A visita da Comissão das Pescas do Parlamento Europeu aos Açores foi uma iniciativa que propus desde muito cedo neste mandato e pela qual trabalhámos para que se concretizasse. Não foi um passeio. Foi um exercício de responsabilidade política. Conhecer o setor das pescas nos Açores não se faz em gabinetes de Bruxelas nem em relatórios de síntese. Faz-se aqui, no coração do Atlântico, onde o mar não é paisagem, mas sim vida, identidade e economia. Faz-se ouvindo pescadores, armadores, comerciantes, os trabalhadores da lota, os cientistas que estudam os stocks e os ecossistemas, as autoridades militares que garantem a segurança marítima, os membros do governo e do parlamento regional.

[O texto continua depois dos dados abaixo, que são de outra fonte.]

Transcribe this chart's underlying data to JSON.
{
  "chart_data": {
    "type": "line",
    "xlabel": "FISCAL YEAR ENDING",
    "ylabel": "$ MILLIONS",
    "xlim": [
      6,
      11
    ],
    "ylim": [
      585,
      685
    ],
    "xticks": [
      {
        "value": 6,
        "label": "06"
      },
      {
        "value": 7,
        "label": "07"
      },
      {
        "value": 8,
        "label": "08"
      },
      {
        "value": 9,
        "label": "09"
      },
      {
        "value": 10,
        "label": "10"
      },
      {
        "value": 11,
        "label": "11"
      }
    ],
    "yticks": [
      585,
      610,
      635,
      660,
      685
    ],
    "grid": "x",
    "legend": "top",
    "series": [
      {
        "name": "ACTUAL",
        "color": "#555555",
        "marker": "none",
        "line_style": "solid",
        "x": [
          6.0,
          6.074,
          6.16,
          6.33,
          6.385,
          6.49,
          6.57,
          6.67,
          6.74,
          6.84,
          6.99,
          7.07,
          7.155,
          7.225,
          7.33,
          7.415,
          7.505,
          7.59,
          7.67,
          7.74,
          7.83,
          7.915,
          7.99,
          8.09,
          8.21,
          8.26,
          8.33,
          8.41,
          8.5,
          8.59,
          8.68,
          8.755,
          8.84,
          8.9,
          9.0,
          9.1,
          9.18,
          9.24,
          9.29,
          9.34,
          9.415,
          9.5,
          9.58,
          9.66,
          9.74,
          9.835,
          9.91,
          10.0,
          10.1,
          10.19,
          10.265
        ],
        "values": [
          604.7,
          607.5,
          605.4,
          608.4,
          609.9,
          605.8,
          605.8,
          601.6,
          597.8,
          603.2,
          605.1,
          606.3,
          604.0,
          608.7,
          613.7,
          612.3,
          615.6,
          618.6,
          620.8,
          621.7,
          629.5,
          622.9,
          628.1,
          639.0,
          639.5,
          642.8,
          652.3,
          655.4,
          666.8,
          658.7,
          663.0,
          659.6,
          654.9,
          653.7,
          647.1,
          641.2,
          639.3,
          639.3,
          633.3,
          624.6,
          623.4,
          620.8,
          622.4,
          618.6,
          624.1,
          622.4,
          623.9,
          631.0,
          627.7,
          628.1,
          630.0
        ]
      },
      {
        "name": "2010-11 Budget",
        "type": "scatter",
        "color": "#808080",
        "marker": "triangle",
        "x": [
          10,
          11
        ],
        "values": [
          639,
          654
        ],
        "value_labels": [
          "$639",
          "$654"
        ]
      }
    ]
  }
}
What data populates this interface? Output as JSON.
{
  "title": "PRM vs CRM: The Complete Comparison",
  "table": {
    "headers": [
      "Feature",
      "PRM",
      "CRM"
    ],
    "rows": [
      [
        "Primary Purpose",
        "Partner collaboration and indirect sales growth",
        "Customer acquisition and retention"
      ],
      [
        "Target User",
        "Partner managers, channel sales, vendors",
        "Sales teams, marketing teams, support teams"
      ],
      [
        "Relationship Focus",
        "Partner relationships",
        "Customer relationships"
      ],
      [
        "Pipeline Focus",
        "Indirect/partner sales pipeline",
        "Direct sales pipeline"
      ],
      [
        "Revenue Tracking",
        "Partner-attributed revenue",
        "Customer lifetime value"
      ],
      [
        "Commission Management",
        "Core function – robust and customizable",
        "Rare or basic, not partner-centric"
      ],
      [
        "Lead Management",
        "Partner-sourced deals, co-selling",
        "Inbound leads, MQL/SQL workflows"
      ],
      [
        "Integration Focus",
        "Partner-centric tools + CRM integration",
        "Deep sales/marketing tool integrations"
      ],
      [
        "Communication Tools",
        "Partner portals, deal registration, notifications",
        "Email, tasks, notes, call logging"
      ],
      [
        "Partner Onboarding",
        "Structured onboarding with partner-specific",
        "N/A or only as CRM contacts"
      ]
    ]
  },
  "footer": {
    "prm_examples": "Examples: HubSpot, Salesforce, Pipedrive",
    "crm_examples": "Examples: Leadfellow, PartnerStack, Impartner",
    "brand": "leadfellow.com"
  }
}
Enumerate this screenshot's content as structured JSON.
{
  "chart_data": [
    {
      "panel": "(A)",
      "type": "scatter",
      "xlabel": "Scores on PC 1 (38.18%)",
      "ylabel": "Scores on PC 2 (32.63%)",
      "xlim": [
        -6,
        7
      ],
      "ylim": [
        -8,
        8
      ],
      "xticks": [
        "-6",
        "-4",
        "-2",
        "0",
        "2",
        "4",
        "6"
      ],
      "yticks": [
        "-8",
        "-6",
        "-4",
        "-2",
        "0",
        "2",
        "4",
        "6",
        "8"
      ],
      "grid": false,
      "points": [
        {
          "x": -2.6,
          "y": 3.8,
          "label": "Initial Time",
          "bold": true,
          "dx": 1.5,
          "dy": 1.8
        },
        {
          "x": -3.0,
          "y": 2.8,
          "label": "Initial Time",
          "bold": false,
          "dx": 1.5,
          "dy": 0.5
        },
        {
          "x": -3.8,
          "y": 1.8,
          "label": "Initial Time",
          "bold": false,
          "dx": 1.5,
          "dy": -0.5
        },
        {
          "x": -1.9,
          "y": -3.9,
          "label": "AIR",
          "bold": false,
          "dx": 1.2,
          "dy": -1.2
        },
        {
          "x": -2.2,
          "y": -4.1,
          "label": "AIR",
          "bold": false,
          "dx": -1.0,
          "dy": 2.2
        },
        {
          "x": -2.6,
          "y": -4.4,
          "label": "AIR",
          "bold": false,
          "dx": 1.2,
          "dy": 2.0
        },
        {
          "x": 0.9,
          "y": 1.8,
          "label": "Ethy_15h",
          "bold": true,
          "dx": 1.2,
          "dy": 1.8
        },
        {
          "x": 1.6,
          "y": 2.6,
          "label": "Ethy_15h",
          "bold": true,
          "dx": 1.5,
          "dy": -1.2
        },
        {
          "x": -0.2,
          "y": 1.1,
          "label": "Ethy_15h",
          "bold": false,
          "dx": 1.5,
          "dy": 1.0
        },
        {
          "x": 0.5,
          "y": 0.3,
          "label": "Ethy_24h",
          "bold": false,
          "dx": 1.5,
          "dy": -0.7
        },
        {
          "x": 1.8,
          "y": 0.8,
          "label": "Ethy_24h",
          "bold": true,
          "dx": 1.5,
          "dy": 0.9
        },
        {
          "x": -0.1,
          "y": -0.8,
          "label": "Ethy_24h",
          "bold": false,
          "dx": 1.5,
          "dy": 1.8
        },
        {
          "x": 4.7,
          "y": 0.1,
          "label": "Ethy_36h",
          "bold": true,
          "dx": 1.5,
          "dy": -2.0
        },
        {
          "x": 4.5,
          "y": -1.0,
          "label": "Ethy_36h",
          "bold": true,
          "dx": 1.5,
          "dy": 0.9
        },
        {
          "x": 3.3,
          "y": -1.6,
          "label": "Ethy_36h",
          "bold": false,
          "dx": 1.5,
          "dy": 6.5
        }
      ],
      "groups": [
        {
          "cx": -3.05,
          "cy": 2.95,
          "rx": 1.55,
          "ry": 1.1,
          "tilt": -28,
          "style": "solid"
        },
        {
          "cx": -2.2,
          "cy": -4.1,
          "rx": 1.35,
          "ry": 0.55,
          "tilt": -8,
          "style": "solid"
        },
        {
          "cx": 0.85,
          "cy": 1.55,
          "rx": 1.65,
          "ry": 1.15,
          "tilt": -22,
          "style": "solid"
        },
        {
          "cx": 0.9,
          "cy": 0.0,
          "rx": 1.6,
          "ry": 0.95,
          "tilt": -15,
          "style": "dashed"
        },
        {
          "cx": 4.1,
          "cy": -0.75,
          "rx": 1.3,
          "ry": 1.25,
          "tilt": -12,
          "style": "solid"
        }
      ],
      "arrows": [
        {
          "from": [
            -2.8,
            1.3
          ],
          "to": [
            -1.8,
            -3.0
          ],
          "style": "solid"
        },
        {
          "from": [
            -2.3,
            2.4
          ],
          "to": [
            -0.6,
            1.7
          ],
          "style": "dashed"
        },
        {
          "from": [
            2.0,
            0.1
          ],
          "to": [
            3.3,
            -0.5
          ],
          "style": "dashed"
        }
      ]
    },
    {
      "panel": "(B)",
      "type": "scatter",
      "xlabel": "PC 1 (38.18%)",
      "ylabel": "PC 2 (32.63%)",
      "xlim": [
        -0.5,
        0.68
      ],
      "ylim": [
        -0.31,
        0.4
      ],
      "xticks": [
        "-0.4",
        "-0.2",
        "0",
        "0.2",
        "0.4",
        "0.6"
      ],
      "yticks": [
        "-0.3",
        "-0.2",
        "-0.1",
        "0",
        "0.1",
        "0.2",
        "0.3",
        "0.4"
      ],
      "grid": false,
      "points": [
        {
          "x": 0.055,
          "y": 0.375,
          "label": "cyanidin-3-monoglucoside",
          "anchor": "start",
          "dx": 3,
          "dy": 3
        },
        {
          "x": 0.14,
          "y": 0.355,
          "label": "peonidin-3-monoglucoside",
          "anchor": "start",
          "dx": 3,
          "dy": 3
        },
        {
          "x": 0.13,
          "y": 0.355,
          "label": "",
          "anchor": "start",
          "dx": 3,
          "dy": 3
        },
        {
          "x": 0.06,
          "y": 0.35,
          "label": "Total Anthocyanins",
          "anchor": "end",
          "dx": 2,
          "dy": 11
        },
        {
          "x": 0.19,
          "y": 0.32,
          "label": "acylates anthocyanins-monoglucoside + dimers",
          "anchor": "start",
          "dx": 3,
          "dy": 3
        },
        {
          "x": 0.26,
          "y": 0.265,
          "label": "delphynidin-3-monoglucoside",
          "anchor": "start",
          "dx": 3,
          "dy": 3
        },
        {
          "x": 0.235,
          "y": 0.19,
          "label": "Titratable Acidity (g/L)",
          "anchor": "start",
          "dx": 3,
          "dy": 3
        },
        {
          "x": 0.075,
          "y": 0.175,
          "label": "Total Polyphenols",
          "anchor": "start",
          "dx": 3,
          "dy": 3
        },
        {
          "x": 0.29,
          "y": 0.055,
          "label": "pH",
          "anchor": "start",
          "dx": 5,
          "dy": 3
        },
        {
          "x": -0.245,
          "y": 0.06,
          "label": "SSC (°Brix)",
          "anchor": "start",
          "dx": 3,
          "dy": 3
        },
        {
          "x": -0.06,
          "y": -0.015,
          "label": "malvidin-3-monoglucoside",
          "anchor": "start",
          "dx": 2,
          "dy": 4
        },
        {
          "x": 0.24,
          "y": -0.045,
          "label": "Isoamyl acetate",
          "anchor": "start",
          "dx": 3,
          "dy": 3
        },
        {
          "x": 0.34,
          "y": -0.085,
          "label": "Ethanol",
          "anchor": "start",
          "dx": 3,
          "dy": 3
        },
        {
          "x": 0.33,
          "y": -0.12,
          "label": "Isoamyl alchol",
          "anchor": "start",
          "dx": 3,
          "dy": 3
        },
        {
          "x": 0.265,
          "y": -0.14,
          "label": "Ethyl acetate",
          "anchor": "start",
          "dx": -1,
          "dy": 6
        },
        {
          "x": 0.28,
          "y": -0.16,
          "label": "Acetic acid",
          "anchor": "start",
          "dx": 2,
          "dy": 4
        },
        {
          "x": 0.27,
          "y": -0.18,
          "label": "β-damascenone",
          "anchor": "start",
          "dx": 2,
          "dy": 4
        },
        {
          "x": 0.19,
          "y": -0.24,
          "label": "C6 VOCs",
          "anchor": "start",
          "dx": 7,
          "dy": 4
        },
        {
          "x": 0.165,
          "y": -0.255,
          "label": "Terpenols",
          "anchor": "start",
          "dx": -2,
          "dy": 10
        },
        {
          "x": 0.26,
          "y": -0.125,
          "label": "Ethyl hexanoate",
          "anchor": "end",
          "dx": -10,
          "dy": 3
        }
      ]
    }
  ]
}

Foi exatamente isso que fizemos.
Os colegas eurodeputados perceberam, de forma direta e sem filtros, o que significa trabalhar neste setor num território ultraperiférico: os constrangimentos dos transportes, os custos da insularidade, a dependência logística que condiciona a competitividade, a distância que não é apenas geográfica, mas também regulatória e financeira. A visita serviu para aprofundar o conhecimento do que representam os Açores para a política europeia das pescas e para deixar claro que as especificidades do nosso território têm de ser levadas a sério na negociação do próximo Quadro Financeiro e em cada decisão que afete este setor.
Serviu também para demonstrar que a política tem de ser um exercício honesto de procura de soluções. Não serve a promoção de egos, não serve a birra inconsequente, não serve o azedume de quem convive mal com a verdade. Serve o interesse das pessoas - e foi esse o espírito que guiou, com sucesso, esta visita.
Os agricultores açorianos enfrentam uma desigualdade que não pode continuar a ser tolerada. A ausência de apoios nacionais ao setor agrícola das ilhas é uma discriminação indesculpável, com consequências reais na vida de muitas famílias. Enquanto os agricultores do continente acedem a mecanismos de apoio nacionais que complementam os fundos europeus, os produtores açorianos ficam dependentes de anúncios que tarde ou nunca se concretizam e de uma manifesta incapacidade regional de os salvaguardar no plano nacional.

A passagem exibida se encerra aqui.